A week after heavy rains delivered what many in the area termed a 1,000-year-flood, state and local officials were still scrambling to complete rescue efforts in northern Colorado's devastated communities and begin initial cleanup and repairs that will take months, if not years, to complete.
At least eight people died, tens of thousands were evacuated, and nearly 18,000 homes and 1,000 businesses were damaged or destroyed in the raging floodwaters that tore through the foothills and onto the northeastern plains. The rains, measured in Boulder by the National Weather Service at 21 in. over a few days, resulted from the collision of a northern cold front with monsoonal moisture, stalled over the region, from the Gulf of Mexico. The Denver metro area was spared the brunt of the floods and suffered only minor damage.
But in the canyons and foothills along the Front Range between Boulder and Fort Collins, streams and rivers swollen by the rains swept away roads, bridges and structures, leaving behind junkyards of debris and areas accessible only by helicopter or on foot. Towns and neighborhoods became islands. In some places, waterways left their banks and carved channels hundreds of feet away, creating new rivers where roads had been. Downstream, on the eastern plains, the floodwaters swamped thousands of acres of farmland, killing crops and livestock and damaging oil-storage facilities. More than 27,000 gallons of oil was spilled along the South Platte River valley. While the high water shut down 1,900 oil wells, about a third have since resumed operations, according to the Colorado Oil and Gas Conservation Commission.
Colorado Gov.

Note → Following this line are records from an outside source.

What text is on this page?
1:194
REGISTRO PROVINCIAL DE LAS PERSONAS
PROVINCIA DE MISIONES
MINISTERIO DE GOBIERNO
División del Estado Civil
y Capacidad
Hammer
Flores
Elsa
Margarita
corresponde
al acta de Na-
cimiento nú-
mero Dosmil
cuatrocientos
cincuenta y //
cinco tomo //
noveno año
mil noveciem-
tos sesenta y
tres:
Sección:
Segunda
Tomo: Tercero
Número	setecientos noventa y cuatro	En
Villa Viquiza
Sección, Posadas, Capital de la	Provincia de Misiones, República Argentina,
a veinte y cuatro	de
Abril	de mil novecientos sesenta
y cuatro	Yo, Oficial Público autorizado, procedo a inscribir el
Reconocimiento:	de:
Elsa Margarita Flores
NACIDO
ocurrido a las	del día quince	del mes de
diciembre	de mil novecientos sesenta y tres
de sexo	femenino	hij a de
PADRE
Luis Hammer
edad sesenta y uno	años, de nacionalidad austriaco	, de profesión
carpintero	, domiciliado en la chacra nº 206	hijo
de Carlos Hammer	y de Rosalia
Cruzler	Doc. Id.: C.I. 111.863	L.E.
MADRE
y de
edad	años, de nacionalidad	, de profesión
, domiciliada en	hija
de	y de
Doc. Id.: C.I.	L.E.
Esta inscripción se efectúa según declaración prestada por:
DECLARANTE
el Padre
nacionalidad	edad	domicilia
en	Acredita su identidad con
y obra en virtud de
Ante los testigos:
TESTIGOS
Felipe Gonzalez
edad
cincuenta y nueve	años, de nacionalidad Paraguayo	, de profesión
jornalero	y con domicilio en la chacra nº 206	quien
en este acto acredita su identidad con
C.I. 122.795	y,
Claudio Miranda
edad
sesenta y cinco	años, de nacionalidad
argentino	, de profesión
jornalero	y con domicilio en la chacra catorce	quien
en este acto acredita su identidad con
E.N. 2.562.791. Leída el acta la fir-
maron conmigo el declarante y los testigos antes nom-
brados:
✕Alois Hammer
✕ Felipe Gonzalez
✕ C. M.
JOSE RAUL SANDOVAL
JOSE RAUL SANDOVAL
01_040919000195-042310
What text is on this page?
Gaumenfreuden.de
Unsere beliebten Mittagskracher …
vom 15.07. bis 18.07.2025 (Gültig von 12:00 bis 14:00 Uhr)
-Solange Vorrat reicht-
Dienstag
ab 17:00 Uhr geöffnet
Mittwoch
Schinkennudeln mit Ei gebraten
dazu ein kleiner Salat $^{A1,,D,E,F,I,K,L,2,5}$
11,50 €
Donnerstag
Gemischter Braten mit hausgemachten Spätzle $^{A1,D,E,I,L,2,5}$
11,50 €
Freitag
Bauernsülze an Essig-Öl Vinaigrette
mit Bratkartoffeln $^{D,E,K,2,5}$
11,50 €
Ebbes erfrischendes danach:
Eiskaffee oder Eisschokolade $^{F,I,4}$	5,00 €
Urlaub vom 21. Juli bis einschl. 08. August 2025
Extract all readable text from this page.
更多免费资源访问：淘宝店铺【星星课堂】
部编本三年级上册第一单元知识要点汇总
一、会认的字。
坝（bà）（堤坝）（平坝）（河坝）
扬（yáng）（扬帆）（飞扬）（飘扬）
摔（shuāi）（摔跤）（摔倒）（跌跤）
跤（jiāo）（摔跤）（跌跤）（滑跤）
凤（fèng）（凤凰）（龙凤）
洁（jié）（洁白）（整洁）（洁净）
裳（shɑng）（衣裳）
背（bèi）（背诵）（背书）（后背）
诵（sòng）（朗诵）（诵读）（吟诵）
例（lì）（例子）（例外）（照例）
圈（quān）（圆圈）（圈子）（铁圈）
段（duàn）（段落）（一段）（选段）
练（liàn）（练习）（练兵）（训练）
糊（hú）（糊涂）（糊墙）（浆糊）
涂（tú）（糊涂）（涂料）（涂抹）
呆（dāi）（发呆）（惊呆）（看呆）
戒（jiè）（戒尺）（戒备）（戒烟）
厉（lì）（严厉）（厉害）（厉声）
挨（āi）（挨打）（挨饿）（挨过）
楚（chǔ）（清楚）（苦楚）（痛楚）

John Hickenlooper (D) called it "utter devastation" and declared 17 counties disaster areas, promising more state aid. State officials place early estimates of property damage alone at $1.36 billion. The Federal Emergency Management Agency already has provided $12.3 million in emergency aid, with more expected as inspectors gain access to the worst-hit areas. More than 14,000 people have applied for assistance.
The Colorado Dept. of Transportation says it lost 50 bridges and more than 200 miles of highways. Two weeks after the storm, sections of 15 major roads remain closed. CDOT released $100 million in contingency funds and received $35 million from the U.S. Dept. of Transportation in "quick relief" monies for repairs, but Hickenlooper said long-term rebuilding could cost "several hundred-million dollars."
The governor, who toured damage in the canyons by helicopter with Vice President Joe Biden on Sept. 23, is seeking $500 million in federal emergency funds. For that to happen, Congress would be required to lift the $100-million emergency cap, as it did for areas hit by Superstorm Sandy. After the tour, Biden said the initial emergency funds from the federal government "aren't going to be enough. We're going to keep working with the governor until we make you whole."
The governor set a Dec. 1 target date for completion of temporary road and bridge repairs. Meanwhile, CDOT has formed an infrastructure recovery force to spearhead emergency repairs.
The phased plan includes help from the National Guard and private contractors who are using fill material and gravel paving combined with military-style modular bridges to provide faster access to towns cut off by the floods. A long-term reconstruction phase will redesign and rebuild highways through high-risk areas to make them more flood-resistant.
CDOT issued contracts on Sept. 23 for four contracting teams to begin road repairs and reconstruction. The agency selected Kiewit Infrastructure Co., Littleton, Colo., to make temporary repairs on U.S. 34 through Big Thompson Canyon; Skanska USA Civil West, Cortez, Colo., and Ralph L. Wadsworth Construction, Draper, Utah, to repair state Highway 7; and Lawrence Construction Co. and URS Corp., both of Denver, to work on highways east of I-25. Lawrence also will repair state Highway 72 through Coal Creek Canyon, near Denver.
"There is no set cost for these contracts and no liquidated damages," says CDOT spokeswoman Amy Ford. "We are aiming for a Dec. 1 completion. But that's a goal, not a firm deadline. We will pay them whatever it takes to do the work, and they are starting it immediately." The repair contracts were issued on a qualifications basis, not as low-bid jobs, she says.